Stumbler Trojan (20/23 June 2003)

The Stumbler Trojan, also known as Trojan 55808, does not spread itself; it is manually installed on computers running Linux operating systems. The Trojan then acts as a "distributed port scanner." Stumbler is likely responsible for a spike in Internet traffic over the last few weeks. It is possible that the program is a proof-of-concept for a passive scanning technique that could later be used in conjunction with a worm.
-http://www.computerworld.com/printthis/2003/0,4814,82362,00.html
-http://www.internetweek.com/shared/printableArticle.jhtml?articleID=10700746
-http://news.com.com/2102-1002_3-1019759.html?tag=ni_print
-http://www.theregister.co.uk/content/55/31341.html
[Editor's Note (Northcutt): I would advise you not to take what is said in the news about this Trojan too seriously. There appears to be some trickery afoot. Here's a relevant note from Guest Editor and SANS Faculty member, Mike Poor: The most unusual aspect of the "mystery" traffic generated by the 55808 trojan is that we have not seen people reporting that they found traffic leaving their networks. If you have TCPdump, put the filter 'tcp
[14:2 ]
= 55808' on your egress route, and if you see outgoing traffic, please contact us at isc@sans.org. The incoming traffic that we have captured appears to be coming from unallocated address space, from thousands of different spoofed sources. ]

Senate Bill Would Have FBI Address P2P Piracy (20/23 June 2003)

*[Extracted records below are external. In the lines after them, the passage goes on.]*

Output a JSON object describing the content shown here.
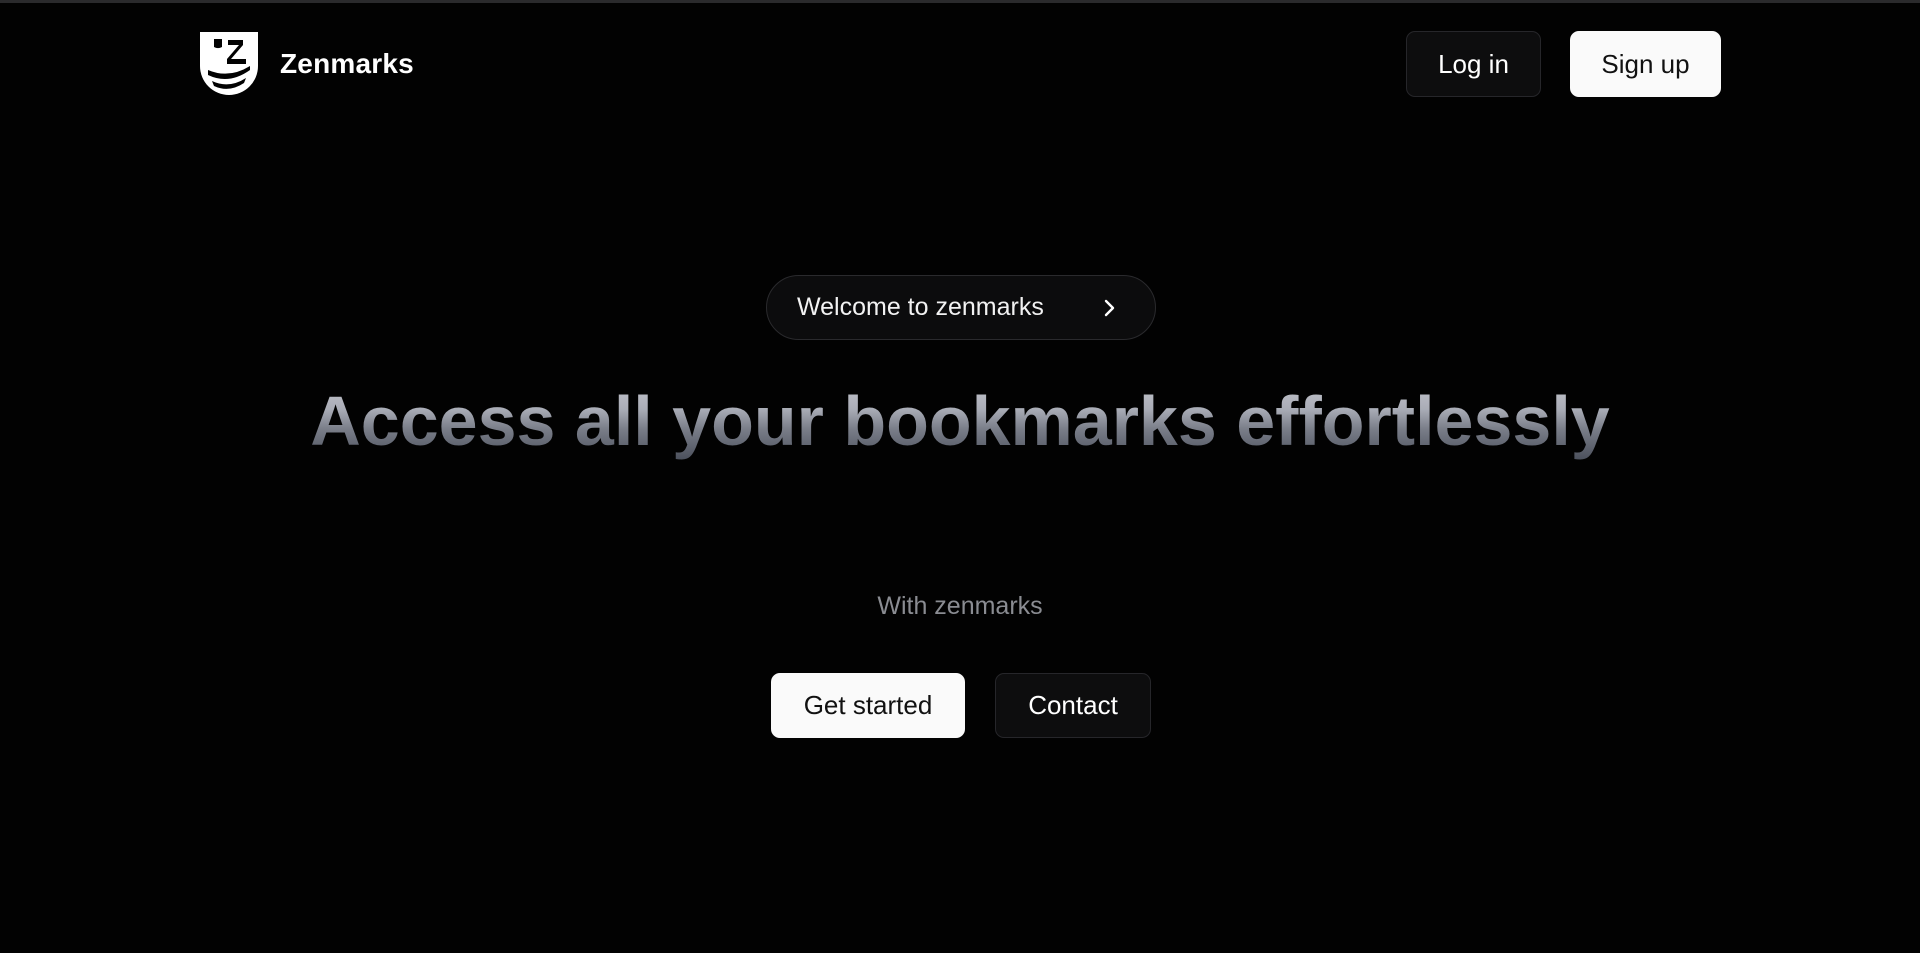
{
  "brand": {
    "name": "Zenmarks",
    "logo_icon": "zenmarks-shield-logo-icon"
  },
  "nav": {
    "login_label": "Log in",
    "signup_label": "Sign up"
  },
  "hero": {
    "pill_label": "Welcome to zenmarks",
    "pill_icon": "chevron-right-icon",
    "headline": "Access all your bookmarks effortlessly",
    "subtitle": "With zenmarks",
    "cta_primary": "Get started",
    "cta_secondary": "Contact"
  },
  "colors": {
    "background": "#020202",
    "primary_button_bg": "#fafafa",
    "secondary_button_bg": "#0d0d0e",
    "headline_gradient_top": "#c4c6cd",
    "headline_gradient_bottom": "#4b505c",
    "subtitle": "#8a8c92"
  }
}
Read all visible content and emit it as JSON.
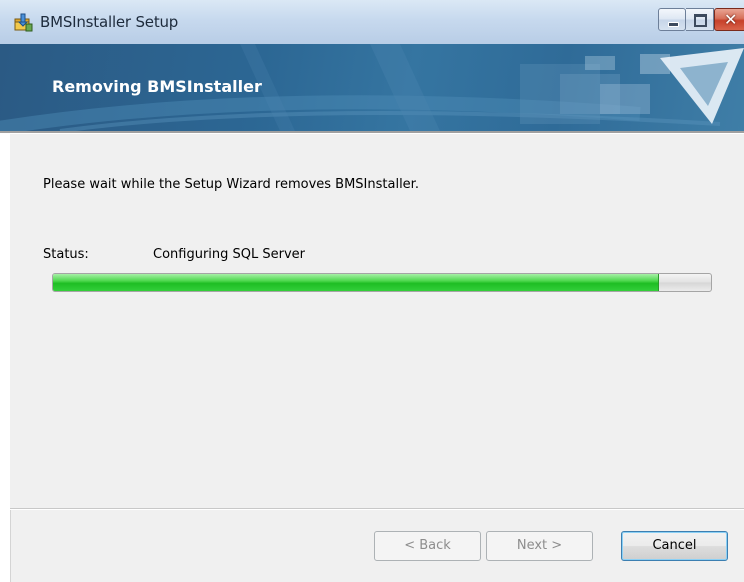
{
  "window": {
    "title": "BMSInstaller Setup",
    "close_glyph": "✕"
  },
  "banner": {
    "title": "Removing BMSInstaller"
  },
  "main": {
    "message": "Please wait while the Setup Wizard removes BMSInstaller.",
    "status_label": "Status:",
    "status_value": "Configuring SQL Server",
    "progress_percent": 92
  },
  "footer": {
    "back_label": "< Back",
    "next_label": "Next >",
    "cancel_label": "Cancel"
  },
  "colors": {
    "banner": "#2c6794",
    "progress_fill": "#1fbe24",
    "dialog_bg": "#f0f0f0"
  },
  "icons": {
    "app": "installer-box-icon",
    "minimize": "minimize-icon",
    "maximize": "maximize-icon",
    "close": "close-icon"
  }
}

HR-2517, the Piracy Deterrence and Education Act of 2003, was introduced last week in Congress. The bill would have the FBI develop a program to tackle the problem of peer-to-peer sharing of copyrighted material. One of the bill's sponsors is Representative Howard Berman (D-Calif.), who last year introduced a bill that would have allowed copyright holders to break into computers belonging to suspected content pirates.
-http://news.com.com/2102-1028_3-1019811.html?tag=ni_print
-http://www.theregister.com/content/6/31374.html

Cash Machines Exploited in 9/11 Aftermath (19 June 2003)

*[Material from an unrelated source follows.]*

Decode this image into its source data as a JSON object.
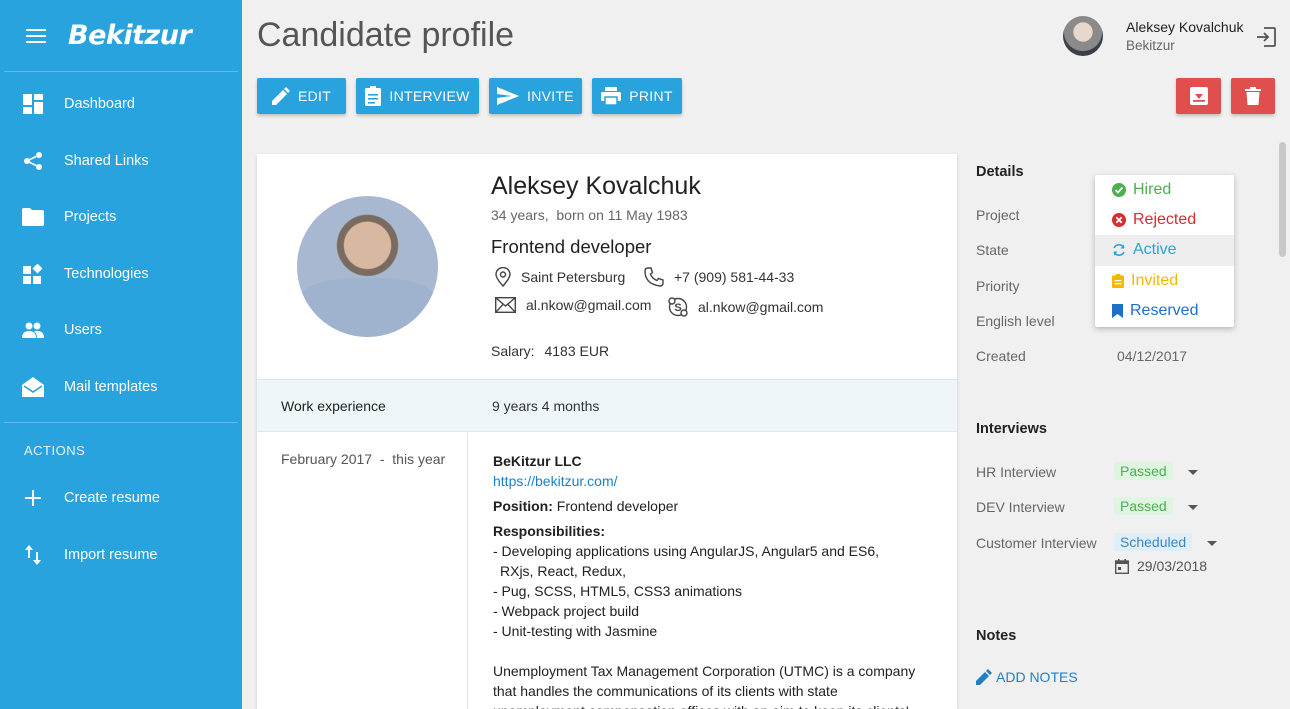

As many as 118 people allegedly took advantage of bank machines that were not working properly after the September 11, 2001 terrorist attacks; as much as $15 million may have been stolen. Seventy-four individuals have been arrested and 44 others are being sought; nearly 4,200 others are being investigated.
-http://www.nzherald.co.nz/latestnewsstory.cfm?storyID=3508252&thesection=new
s&thesubsection=world

RIAA Warns Individual File Traders (19 June 2003)

The Recording Industry Association of America (RIAA) has sent cease-and-desist letters to five people it suspects of offering vast quantities of copyrighted music through peer-to-peer filesharing networks. The RIAA obtained the names of the four Verizon subscribers and one EarthLink subscriber after an appeals court panel ordered Verizon to provide the RIAA with the subscribers' identities. The RIAA has not said whether it will pursue further legal action.
-http://news.com.com/2100-1027_3-1019184.html

Brokerages Must Retain IM Logs (19 June 2003)

US securities regulators are now requiring brokerages to retain instant messaging (IM) records for at least three years, putting the use of the communication tool in line with e-mail requirements. The companies were also advised to monitor employee use of IM.
-http://www.infoworld.com/article/03/06/19/HNfinancialim_1.html

Companies Need to Establish E-Mail Retention Policies (17 June 2003)

The 2003 E-Mail Rules, Policies, and Practices Survey from the American Management Association, the ePolicy Institute, and Clearswift found that while more companies are being asked for e-mail records to be used in lawsuits, only 34% of the 1,100 responding companies have written e-mail retention and deletion policies. In December, a number of Wall Street firms were fined $8.3 million for not retaining their e-mail records.
-http://www.informationweek.com/story/showArticle.jhtml?articleID=10700336
[Editor's Note (Northcutt): They tell us a problem, but don't give a solution. So I took a crack at defining a first draft of a policy. It is posted at
-http://www.sans.org/resources/policies/#email.
If you will take a look and send feedback (to info@sans.org with subject Email Policy Comments), I will incorporate your consensus into an updated sample policy for the community. (Shpantzer): A recent federal court ruling may help set the standard for email records discovery. It might be prudent to go over this with your corporate counsel and work out an email policy that works for your organization. Article about the ruling:
-http://www.abanet.org/journal/ereport/j6discovr.html
The decision:
-http://www.nysd.uscourts.gov/rulings/02cv1243_051803.pdf]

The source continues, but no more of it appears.